Questa predominanza ha un punto di debolezza: il Consiglio Artico, che coordina la cooperazione regionale, dopo l’invasione dell’Ucraina ha emarginato Mosca. L’adesione di Stoccolma ed Helsinki alla Nato ha solo aggravato l’isolamento di Putin. Che di certo non sta a guardare. D’altra parte, che questo possa diventare un futuro fronte di torrida guerra «fredda» è evidente dalla presenza di importanti basi militari di Usa (in Groenlandia...) e Russia (su tutta la costa settentrionale).
L’appetibilità della regione, però, molto è dovuta alle vaste riserve non sfruttate di risorse naturali. La Groenlandia, con la voracità di Trump che ha detto a Copenaghen di volerla acquistare (respinto), ne è solo una parziale vetrina: qui i depositi identificati includono oro, platino e metalli di base per l’industria come ferro e rame. Brillano le «terre rare», così preziose per rinnovabili e applicazioni militari da essere al centro della trattativa fra Trump e Zelensky. Gli studi dicono che con il continuo ritiro della calotta glaciale verranno trovati molti nuovi depositi. Vale anche per l’uranio, di cui la Groenlandia potrebbe essere fra i primi produttori se non fosse per il divieto di esplorazione deciso dal Parlamento locale. La Siberia, lato russo, è un tesoro di forniture energetiche. E le profondità oceaniche sono tutte da esplorare.
Ma con la fusione dei ghiacci, che qui va quattro volte più veloce, l’Artico diventerà subito terreno di scontro per le rotte commerciali, riducendo drasticamente i tempi di percorrenza. Così entra in gioco in primis la Cina: un viaggio da Shanghai a Rotterdam per la rotta a Nord-Est diminuisce di 6.400 chilometri rispetto al tradizionale passaggio via Canale di Suez. Da 48 a 35 giorni. Per Pechino, la Polar Silk Road diventa strategica.
Non vuol dire che andrà così. La navigazione resta pericolosa, a causa dei banchi di ghiaccio galleggianti e del buio invernale e la Russia (Paese con la maggior flotta di rompighiaccio, unico ad averne a propulsione nucleare) sa che le sue ambizioni qui cozzano con quelle cinesi. Senza contare il riavvicinamento di Putin a Trump, che guarda con avidità all’altro passaggio, a Nord-Ovest, intorno ad Alaska-Canada, che aggirerebbe Panama.

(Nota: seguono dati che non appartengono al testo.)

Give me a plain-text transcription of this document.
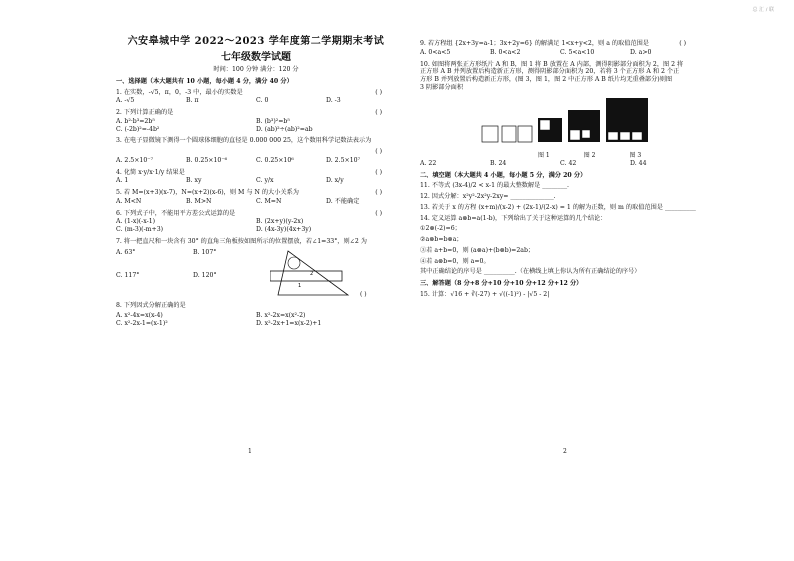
总 汇 / 联
六安皋城中学 2022～2023 学年度第二学期期末考试
七年级数学试题
时间：100 分钟 满分：120 分
一、选择题（本大题共有 10 小题，每小题 4 分，满分 40 分）
1. 在实数，-√5，π，0，-3 中，最小的实数是	( )
A. -√5	B. π	C. 0	D. -3
2. 下列计算正确的是	( )
A. b²·b³=2b⁵	B. (b³)²=b⁵
C. (-2b)²=-4b²	D. (ab)²÷(ab)²=ab
3. 在电子显微镜下测得一个圆球体细胞的直径是 0.000 000 25，这个数用科学记数法表示为
( )
A. 2.5×10⁻⁷	B. 0.25×10⁻⁶	C. 0.25×10⁶	D. 2.5×10⁷
4. 化简 x·y/x·1/y 结果是	( )
A. 1	B. xy	C. y/x	D. x/y
5. 若 M=(x+3)(x-7)，N=(x+2)(x-6)，则 M 与 N 的大小关系为	( )
A. M<N	B. M>N	C. M=N	D. 不能确定
6. 下列式子中，不能用平方差公式运算的是	( )
A. (1-x)(-x-1)	B. (2x+y)(y-2x)
C. (m-3)(-m+3)	D. (4x-3y)(4x+3y)
7. 将一把直尺和一块含有 30° 的直角三角板按如图所示的位置摆放，若∠1=33°，则∠2 为
A. 63°	B. 107°
C. 117°	D. 120°	2
1
( )
8. 下列因式分解正确的是
A. x²-4x=x(x-4)	B. x²-2x=x(x²-2)
C. x²-2x-1=(x-1)²	D. x²-2x+1=x(x-2)+1
1
9. 若方程组 {2x+3y=a-1；3x+2y=6} 的解满足 1<x+y<2，则 a 的取值范围是	( )
A. 0<a<5	B. 0<a<2	C. 5<a<10	D. a>0
10. 如图将两张正方形纸片 A 和 B，图 1 将 B 放置在 A 内部，测得阴影部分面积为 2，图 2 将
正方形 A B 并列放置后构造新正方形，测得阴影部分面积为 20，若将 3 个正方形 A 和 2 个正
方形 B 并列放置后构造新正方形，(图 3，图 1，图 2 中正方形 A B 纸片均无重叠部分)则图
3 阴影部分面积
图 1	图 2	图 3
A. 22	B. 24	C. 42	D. 44
二、填空题（本大题共 4 小题，每小题 5 分，满分 20 分）
11. 不等式 (3x-4)/2 < x-1 的最大整数解是 ________.
12. 因式分解：x²y²-2x²y-2xy= ______________.
13. 若关于 x 的方程 (x+m)/(x-2) + (2x-1)/(2-x) = 1 的解为正数，则 m 的取值范围是 __________
14. 定义运算 a⊗b=a(1-b)，下列给出了关于这种运算的几个结论：
①2⊗(-2)=6；
②a⊗b=b⊗a；
③若 a+b=0，则 (a⊗a)+(b⊗b)=2ab；
④若 a⊗b=0，则 a=0。
其中正确结论的序号是 __________.（在横线上填上你认为所有正确结论的序号）
三、解答题（8 分+8 分+10 分+10 分+12 分+12 分）
15. 计算：√16 + ∛(-27) + √((-1)²) - |√5 - 2|
2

Condizione perché tutto ciò avvenga resta il drastico calo dei ghiacci polari. Che preoccupa assai gli scienziati: la riduzione della sola massa glaciale della Groenlandia provocherebbe un drammatico innalzamento dei mari (di vari metri) ben prima di fine secolo. E la «grande partita dell’Artico» la perderemmo tutti.